Tuesday, February 15, 2022

Whose Samosa is it Anyway?

Whose Samosa is it Anyway?Whose Samosa is it Anyway? by Sonal Ved
My rating: 3 of 5 stars

A promising title but the contents were a big disappointment. There is an interminable introduction – a detailed summary (an oxymoron, I know) of the rest of the book. Just a rambling and flippant account of Indian history.
My understanding is that it is safe to assume that, like Bandra West, perhaps the Indus society too was a multi-ethnic society, and the Vedic people were a part of that society, like the foreigners you’ll see savouring moringa smoothies post a yogalates class.
Mainly routine stuff, except for an occasional gem:
…real Balti food is so rare, it can seldom be found outside certain pockets of Ladakh or even on Google fo that matter.

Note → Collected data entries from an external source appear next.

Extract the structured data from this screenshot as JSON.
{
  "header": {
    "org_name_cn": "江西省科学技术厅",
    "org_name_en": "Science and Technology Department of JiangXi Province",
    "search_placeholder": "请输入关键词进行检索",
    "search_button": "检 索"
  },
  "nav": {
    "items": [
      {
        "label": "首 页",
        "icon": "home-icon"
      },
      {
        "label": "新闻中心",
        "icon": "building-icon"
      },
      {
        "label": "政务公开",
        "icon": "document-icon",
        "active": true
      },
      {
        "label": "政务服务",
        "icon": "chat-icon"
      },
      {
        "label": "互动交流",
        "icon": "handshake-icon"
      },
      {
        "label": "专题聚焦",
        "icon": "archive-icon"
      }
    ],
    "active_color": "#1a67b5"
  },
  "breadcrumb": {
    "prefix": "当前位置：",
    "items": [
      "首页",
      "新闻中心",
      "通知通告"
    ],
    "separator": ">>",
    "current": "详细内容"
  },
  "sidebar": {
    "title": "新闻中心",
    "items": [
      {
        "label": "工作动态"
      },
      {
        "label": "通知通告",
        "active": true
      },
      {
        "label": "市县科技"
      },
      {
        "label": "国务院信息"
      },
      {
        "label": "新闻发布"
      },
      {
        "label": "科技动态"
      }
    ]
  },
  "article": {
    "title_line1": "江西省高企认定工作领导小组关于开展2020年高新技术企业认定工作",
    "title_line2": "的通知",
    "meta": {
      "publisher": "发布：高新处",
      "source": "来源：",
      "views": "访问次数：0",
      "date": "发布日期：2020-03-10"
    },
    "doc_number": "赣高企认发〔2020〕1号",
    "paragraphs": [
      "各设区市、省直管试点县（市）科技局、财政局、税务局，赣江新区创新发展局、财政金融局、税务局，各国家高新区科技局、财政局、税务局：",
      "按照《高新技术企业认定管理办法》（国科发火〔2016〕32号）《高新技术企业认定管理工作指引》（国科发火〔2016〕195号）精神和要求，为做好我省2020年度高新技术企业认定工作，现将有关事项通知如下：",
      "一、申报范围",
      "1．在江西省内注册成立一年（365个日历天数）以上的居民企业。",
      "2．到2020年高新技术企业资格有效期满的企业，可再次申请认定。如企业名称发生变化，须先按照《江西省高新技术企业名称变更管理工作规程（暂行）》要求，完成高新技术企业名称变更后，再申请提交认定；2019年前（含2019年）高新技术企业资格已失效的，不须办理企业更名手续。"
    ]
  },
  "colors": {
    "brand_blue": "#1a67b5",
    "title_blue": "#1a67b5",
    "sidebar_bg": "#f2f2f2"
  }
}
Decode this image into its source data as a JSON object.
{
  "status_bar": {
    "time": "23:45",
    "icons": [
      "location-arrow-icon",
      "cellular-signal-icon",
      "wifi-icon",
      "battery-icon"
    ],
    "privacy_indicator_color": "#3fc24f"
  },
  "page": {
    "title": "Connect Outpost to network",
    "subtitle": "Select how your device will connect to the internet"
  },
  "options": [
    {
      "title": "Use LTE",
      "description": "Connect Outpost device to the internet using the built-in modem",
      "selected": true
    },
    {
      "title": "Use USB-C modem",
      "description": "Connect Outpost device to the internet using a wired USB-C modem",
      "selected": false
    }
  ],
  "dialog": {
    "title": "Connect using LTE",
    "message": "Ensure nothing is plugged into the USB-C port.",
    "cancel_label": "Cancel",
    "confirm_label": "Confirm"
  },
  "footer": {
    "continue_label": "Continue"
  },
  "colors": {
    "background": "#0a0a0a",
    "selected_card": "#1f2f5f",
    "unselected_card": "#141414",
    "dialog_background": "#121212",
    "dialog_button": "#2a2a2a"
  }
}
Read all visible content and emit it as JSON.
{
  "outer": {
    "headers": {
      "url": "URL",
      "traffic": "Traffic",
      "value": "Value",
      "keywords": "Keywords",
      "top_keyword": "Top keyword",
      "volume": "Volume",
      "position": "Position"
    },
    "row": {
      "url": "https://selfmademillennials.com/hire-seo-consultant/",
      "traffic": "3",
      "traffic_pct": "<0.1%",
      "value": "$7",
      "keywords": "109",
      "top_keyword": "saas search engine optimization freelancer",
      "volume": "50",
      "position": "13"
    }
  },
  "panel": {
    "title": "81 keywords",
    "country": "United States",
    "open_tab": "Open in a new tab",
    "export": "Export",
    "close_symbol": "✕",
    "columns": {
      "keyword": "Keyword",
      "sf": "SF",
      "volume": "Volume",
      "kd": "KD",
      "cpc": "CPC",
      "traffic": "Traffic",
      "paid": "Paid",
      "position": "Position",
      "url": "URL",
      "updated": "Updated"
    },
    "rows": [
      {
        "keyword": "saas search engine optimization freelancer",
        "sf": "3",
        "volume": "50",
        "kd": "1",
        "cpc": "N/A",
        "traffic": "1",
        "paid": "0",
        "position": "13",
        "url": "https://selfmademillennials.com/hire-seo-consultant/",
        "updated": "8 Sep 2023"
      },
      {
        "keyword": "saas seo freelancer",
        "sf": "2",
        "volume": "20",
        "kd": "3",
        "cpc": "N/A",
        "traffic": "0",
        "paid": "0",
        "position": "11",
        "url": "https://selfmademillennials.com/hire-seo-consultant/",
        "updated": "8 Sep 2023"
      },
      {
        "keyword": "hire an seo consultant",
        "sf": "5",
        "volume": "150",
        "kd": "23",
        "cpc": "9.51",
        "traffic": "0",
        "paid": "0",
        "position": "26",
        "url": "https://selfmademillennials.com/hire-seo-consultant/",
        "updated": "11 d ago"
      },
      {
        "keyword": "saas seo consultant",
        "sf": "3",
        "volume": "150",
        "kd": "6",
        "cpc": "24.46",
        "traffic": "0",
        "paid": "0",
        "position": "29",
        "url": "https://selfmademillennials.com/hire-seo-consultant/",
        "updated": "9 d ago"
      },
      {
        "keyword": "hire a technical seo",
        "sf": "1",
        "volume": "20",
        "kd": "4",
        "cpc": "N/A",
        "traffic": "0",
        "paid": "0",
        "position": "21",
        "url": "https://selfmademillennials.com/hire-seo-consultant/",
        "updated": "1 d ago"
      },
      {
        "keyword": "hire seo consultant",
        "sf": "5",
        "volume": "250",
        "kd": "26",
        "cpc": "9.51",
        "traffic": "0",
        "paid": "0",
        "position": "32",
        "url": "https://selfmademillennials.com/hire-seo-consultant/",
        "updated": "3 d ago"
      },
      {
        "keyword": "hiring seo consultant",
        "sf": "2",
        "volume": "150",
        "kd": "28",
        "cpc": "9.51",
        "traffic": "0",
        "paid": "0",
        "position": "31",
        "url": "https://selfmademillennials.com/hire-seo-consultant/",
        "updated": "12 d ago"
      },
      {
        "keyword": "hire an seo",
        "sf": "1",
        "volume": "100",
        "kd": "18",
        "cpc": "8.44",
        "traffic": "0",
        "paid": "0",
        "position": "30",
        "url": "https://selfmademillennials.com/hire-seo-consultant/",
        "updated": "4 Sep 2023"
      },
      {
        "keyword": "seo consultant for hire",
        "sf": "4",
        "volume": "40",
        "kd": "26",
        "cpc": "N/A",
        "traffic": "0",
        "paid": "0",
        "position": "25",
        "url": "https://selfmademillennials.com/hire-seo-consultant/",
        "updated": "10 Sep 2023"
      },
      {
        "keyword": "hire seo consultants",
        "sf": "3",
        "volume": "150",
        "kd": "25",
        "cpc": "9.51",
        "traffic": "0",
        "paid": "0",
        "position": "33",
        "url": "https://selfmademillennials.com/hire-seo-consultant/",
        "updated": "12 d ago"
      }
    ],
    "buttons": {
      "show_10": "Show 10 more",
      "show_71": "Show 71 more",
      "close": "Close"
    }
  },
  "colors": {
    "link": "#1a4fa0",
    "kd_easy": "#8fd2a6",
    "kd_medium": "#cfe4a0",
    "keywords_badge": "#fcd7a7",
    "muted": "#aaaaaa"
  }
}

Dishes like kisir, buckwheat pancake; tsamik, yoghurt- and herb-based dip; fay mar, roasted barley flour mixed with white butter; ba-leh, local hand-rolled noodles; grangthur, fluffy buckwheat bread; chonmagramgrim, a salad of tomato, apple, walnut, apricots and yak cheese; and phading, a dessert of boiled apricots.
The book could have been more succinct without the numerous repetitions and done with some drastic pruning.